Все это теперь было позади – вместе с долгими безуспешными попытками увидеться с Жаном в Петропавловской крепости, с плаванием в хлипкой лодочке среди льдин через Неву, с клятвенными обещаниями поехать следом за любимым и найти его в Сибири после того, как он попытался повеситься в своей камере и ей, наконец, позволили несколько минут поговорить с ним… Порой Полине казалось, что все это было целую вечность назад, порой – что только вчера. Она успокаивала себя лишь тем, что все это теперь осталось позади, что она сделала главное – добилась разрешения выехать вслед за ссыльными. Хотя вскоре после ее отъезда стало ясно, что все самое важное еще только начинается: впереди ее ждала длинная и запутанная дорога через сибирские леса, жестокие морозы и новая борьба с чиновниками за право следовать своим путем в каждом попадающемся ей навстречу городе. Больше мадемуазель Гебль не строила иллюзий: теперь она точно знала, что все останется позади лишь после того, как она прибудет в Читу.

Скорости, с которой Полина теперь неслась вслед за своим любимым, она тоже была обязана двум пожилым теткам Жана. Экипаж, купленный ею в Москве, оказался совсем не подходящим для езды по заваленным снегом дорогам, и о том, как им приходилось добираться до Казани, молодая женщина до сих пор вспоминала с ужасом. Повозка глубоко проваливалась в снег, застревала в нем даже на ровной и хорошо утоптанной дороге, а наехав на кочку или яму, так и норовила завалиться набок.
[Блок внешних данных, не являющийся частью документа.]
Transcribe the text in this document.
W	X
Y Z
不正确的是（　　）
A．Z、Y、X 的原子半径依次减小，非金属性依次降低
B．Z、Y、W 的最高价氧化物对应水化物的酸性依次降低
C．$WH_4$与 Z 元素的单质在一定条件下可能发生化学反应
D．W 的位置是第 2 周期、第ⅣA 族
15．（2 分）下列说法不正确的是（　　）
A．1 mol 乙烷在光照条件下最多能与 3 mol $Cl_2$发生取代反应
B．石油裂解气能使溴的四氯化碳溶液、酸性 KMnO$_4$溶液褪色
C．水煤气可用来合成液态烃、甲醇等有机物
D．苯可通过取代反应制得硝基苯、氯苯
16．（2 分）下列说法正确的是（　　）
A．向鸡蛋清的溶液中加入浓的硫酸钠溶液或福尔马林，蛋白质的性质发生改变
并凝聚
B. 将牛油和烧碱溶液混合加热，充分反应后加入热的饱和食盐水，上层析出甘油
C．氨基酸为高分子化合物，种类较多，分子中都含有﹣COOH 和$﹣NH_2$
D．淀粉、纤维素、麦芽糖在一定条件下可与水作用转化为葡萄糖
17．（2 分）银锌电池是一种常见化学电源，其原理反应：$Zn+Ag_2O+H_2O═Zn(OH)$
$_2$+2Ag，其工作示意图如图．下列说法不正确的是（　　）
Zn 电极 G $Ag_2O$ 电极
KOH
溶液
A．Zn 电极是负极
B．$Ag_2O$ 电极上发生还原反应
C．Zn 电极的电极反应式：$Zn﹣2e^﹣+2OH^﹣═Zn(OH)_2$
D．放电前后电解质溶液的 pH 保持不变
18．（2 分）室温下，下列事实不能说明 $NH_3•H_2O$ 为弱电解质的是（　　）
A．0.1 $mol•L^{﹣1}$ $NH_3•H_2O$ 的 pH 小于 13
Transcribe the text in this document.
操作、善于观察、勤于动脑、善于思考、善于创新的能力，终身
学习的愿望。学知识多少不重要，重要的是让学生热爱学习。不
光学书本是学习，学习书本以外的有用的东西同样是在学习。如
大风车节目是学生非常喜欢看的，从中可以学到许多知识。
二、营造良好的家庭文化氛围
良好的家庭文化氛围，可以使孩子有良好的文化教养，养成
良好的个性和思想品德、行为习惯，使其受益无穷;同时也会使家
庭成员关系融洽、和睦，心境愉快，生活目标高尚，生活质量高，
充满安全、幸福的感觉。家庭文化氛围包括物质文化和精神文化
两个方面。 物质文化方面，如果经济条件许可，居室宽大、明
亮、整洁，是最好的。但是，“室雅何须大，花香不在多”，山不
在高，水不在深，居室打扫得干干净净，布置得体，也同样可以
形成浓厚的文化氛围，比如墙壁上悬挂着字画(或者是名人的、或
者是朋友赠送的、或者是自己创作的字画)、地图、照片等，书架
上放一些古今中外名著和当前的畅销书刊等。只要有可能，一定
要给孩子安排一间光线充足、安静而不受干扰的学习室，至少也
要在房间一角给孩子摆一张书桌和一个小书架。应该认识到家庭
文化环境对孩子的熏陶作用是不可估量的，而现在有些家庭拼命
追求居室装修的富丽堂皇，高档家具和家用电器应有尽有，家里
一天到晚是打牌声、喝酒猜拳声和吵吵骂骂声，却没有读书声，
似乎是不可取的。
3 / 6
Продвигалась Полина со слугами тогда крайне медленно и ужасно боялась, что в один прекрасный день им всем придется ночевать среди леса, потому что они не успеют добраться до какого-нибудь жилья. Но, к ее огромной радости, новые казанские знакомые помогли ей продать тяжелый и неудобный экипаж и выбрать вместо него более приспособленную для дальних зимних поездок повозку. Они вообще сделали для нее очень много, и после знакомства с ними почти отчаявшаяся Полина снова поверила в свои силы. Сомнения в том, что она доедет до Читы, вновь увидит Жана и сумеет прожить там всю оставшуюся жизнь, если не исчезли полностью, то, по крайней мере, отодвинулись куда-то в глубину ее души. Теперь она ехала вперед с надеждой на что-то хорошее – точно так же, как три года назад ехала в Россию из Франции на небольшом корабле. Тогда позади нее тоже была оставленная навсегда старая жизнь, а впереди – неизвестная новая. И неизвестность не только не пугала, но даже обладала какой-то странной притягательностью.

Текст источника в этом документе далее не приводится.